Another popular suggestion is to provide additional information to help people make informed decisions. This means offering reports that bring together things like expected returns by school and major, along with graduation rates, to help people anticipate which investments are likely to pay off. This would surely help, and there are people out there trying to do it (see here). But, given the challenges associated with financial literacy―half of the population doesn’t understand the relationship between interest rates and inflation―better information (like cigarette package warnings) will only get us so far. Instead, we need to find ways to help people do the right thing.

Indeed, since most students borrow through federal programs, the government has a responsibility to help people make smarter decisions. Given the repayment problems, one clear possibility is to shift some portion of the government expenditure into outright grants. That is, rather than offer lower interest rates, provide cash. However, increasing funding directly to students may drive up college tuition even further.

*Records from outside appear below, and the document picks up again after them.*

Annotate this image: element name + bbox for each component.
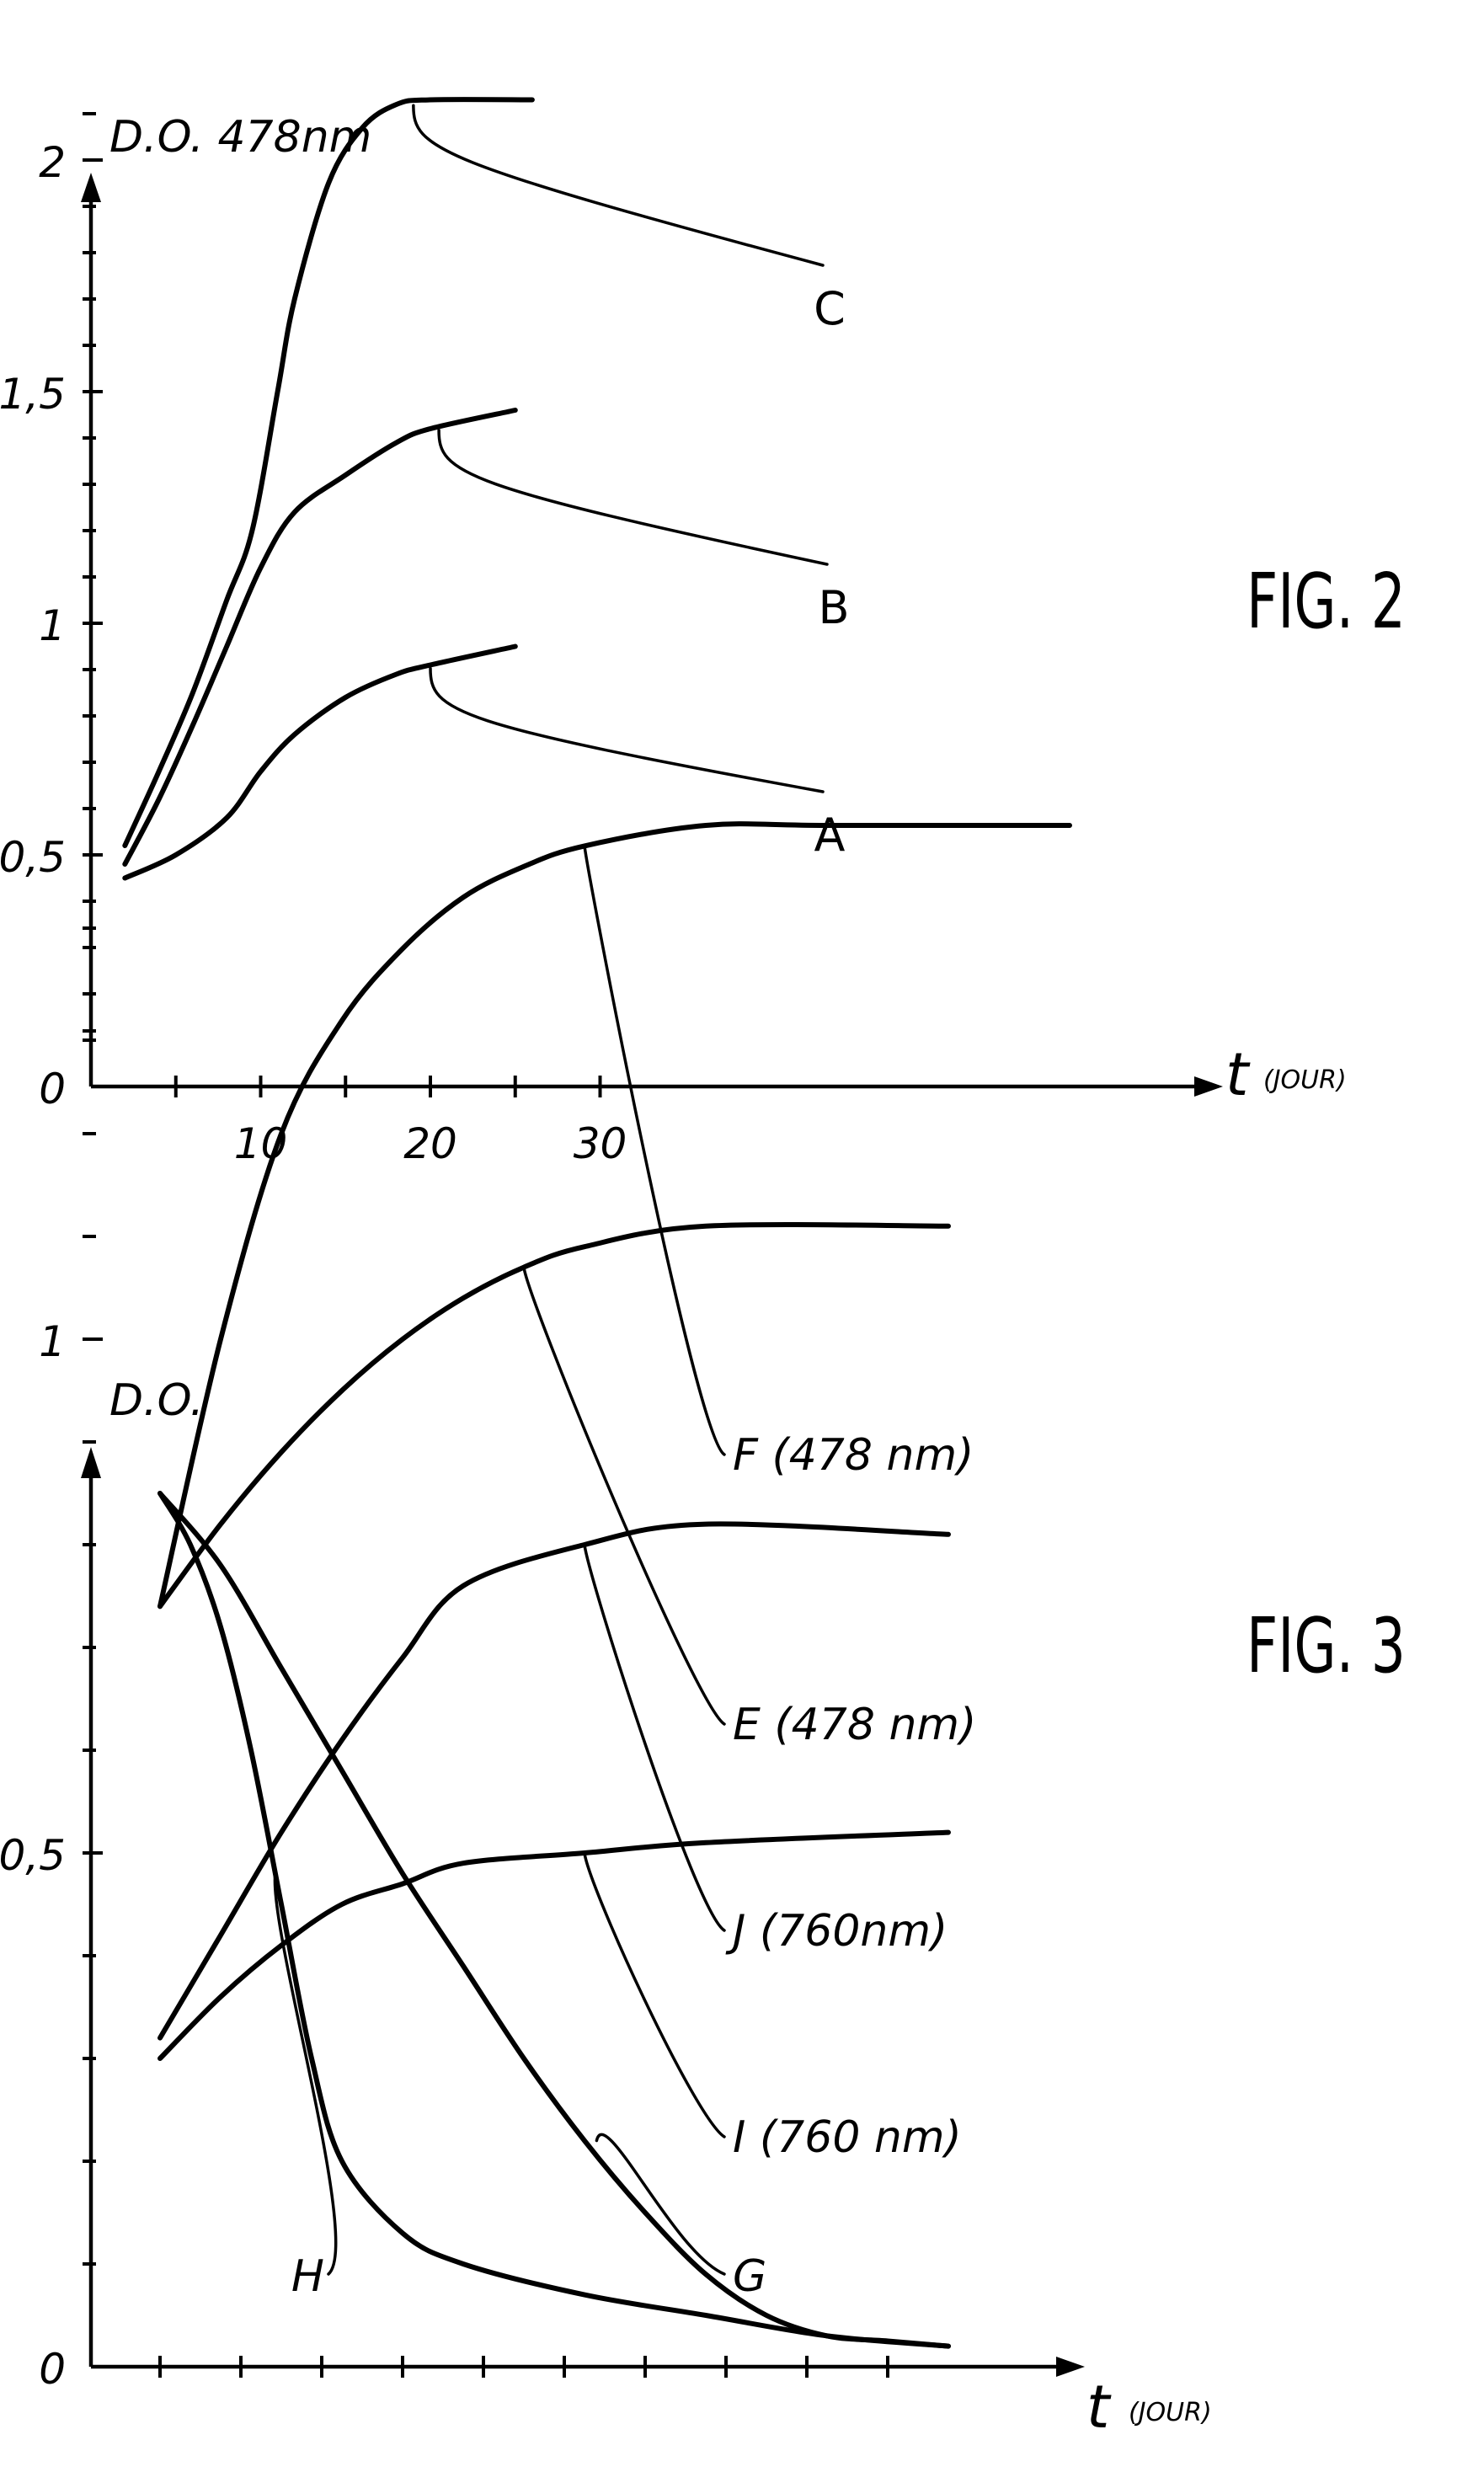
fig3-x-axis-arrow: [1056, 2357, 1085, 2377]
fig3-series-g-label: G: [733, 2251, 766, 2302]
fig2-y-tick-label: 0,5: [0, 833, 66, 882]
fig2-x-axis-arrow: [1194, 1076, 1223, 1097]
fig3-series-h-label: H: [291, 2251, 324, 2302]
fig2-y-axis-arrow: [81, 173, 101, 202]
fig2-series-b-label: B: [818, 581, 849, 634]
fig3-series-j-line: [160, 1524, 948, 2037]
fig2-series-b-line: [125, 410, 515, 864]
fig3-series-i-label: I (760 nm): [733, 2112, 962, 2163]
fig3-series-f-label: F (478 nm): [733, 1430, 974, 1481]
fig2-y-tick-label: 0: [39, 1065, 66, 1113]
fig2-y-tick-label: 2: [39, 138, 66, 187]
fig3-series-e-line: [160, 1225, 948, 1606]
fig2-series-a-leader: [430, 669, 823, 793]
fig2-x-axis-label: t: [1225, 1040, 1251, 1109]
fig-3-chart: D.O. FIG. 3 t (JOUR) 0 0,5 1 F (478 nm) E (4…: [0, 824, 1406, 2442]
fig3-y-tick-label: 0: [39, 2345, 66, 2394]
fig3-y-tick-label: 0,5: [0, 1831, 66, 1880]
fig3-series-e-leader: [524, 1268, 724, 1724]
fig3-series-j-leader: [585, 1545, 724, 1930]
fig2-series-b-leader: [439, 430, 827, 564]
fig3-figure-label: FIG. 3: [1246, 1602, 1406, 1690]
fig2-y-tick-label: 1,5: [0, 370, 66, 419]
fig2-series-a-label: A: [814, 809, 846, 862]
fig2-y-tick-label: 1: [39, 601, 66, 650]
fig3-series-j-label: J (760nm): [725, 1906, 948, 1957]
fig2-series-c-leader: [414, 105, 823, 265]
fig3-series-e-label: E (478 nm): [733, 1700, 976, 1750]
fig3-x-axis-unit: (JOUR): [1129, 2398, 1212, 2427]
fig2-x-tick-label: 20: [403, 1119, 457, 1168]
fig3-series-h-leader: [275, 1873, 335, 2274]
fig3-series-g-leader: [596, 2134, 724, 2274]
fig3-x-axis-label: t: [1086, 2373, 1112, 2442]
fig3-y-axis-arrow: [81, 1447, 101, 1478]
fig3-series-f-line: [160, 824, 1070, 1606]
fig2-series-c-label: C: [814, 282, 846, 335]
fig-2-chart: D.O. 478nm FIG. 2 t (JOUR) 00,511,521020…: [0, 99, 1406, 1168]
fig2-x-tick-label: 30: [574, 1119, 627, 1168]
fig2-figure-label: FIG. 2: [1246, 558, 1406, 645]
fig2-y-axis-label: D.O. 478nm: [109, 112, 371, 163]
fig3-y-tick-label: 1: [39, 1317, 66, 1366]
fig2-x-axis-unit: (JOUR): [1263, 1065, 1347, 1095]
fig2-series-a-line: [125, 647, 515, 878]
fig3-y-axis-label: D.O.: [109, 1375, 204, 1426]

Beyond increasing grants to the least wealthy, we see two things policymakers can do: stop making bad loans and help those who do borrow to manage the risks. On the first, we urge the government to stop subsidizing activities that make people worse off. Offering student loans to someone who has a high probability of default—due to their selection of a particular school or course of study—is not a way to improve lives. From this perspective, the recent rollback of federal rules holding colleges accountable for their students’ payback rates is a very disturbing move in the wrong direction (see the opening quote).

Turning to the second point, we need an appropriate safety net for students who do borrow. Career choice is risky and people can be unlucky. As we discuss in an earlier post, the standard deviation of real household income is high and rising. People who change jobs often suffer wage declines (see here). Furthermore, technology will surely have a bigger impact on some jobs than others. Judging which occupations will disappear and when is extremely difficult to predict for anyone, much less an 18-year-old entering college.

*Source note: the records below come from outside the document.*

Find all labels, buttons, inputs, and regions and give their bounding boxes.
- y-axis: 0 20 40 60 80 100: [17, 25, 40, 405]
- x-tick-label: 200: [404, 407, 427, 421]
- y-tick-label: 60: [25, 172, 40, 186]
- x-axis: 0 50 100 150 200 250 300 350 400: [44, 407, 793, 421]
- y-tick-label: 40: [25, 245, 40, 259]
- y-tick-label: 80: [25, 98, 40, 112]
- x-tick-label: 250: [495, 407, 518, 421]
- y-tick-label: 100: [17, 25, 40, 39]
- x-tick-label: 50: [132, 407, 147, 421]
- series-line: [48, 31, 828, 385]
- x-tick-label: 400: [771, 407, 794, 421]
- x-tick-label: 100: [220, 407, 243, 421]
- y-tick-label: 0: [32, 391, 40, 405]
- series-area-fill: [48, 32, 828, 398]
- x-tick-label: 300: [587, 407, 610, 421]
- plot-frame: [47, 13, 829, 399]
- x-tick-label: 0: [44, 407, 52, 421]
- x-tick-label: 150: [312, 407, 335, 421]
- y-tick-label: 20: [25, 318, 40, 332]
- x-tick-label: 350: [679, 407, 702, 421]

Since student loans mostly require fixed payments, the borrowers currently bear the associated income risk. An alternative, which we support, is a shift to contracts that are income-linked. Instead of a fixed nominal amount, the standard federal student loan contract would be a payment that is a fixed percentage of a person’s discretionary income. Such contracts exist among private parties, but they are not the default option. Moreover, because these contracts are complex and the providers are unregulated, there is a risk of exploiting borrowers.

To conclude, since the turn of the century, student borrowing has exploded. Student loans are generally a force for good. They help many people acquire skills when they otherwise could not afford it. In the large majority of cases, college remains a good investment, and most people are able to handle the debt they incur in obtaining an education. But, many cannot. Government programs, no matter how well intentioned, should not create hardship for millions of people and their families.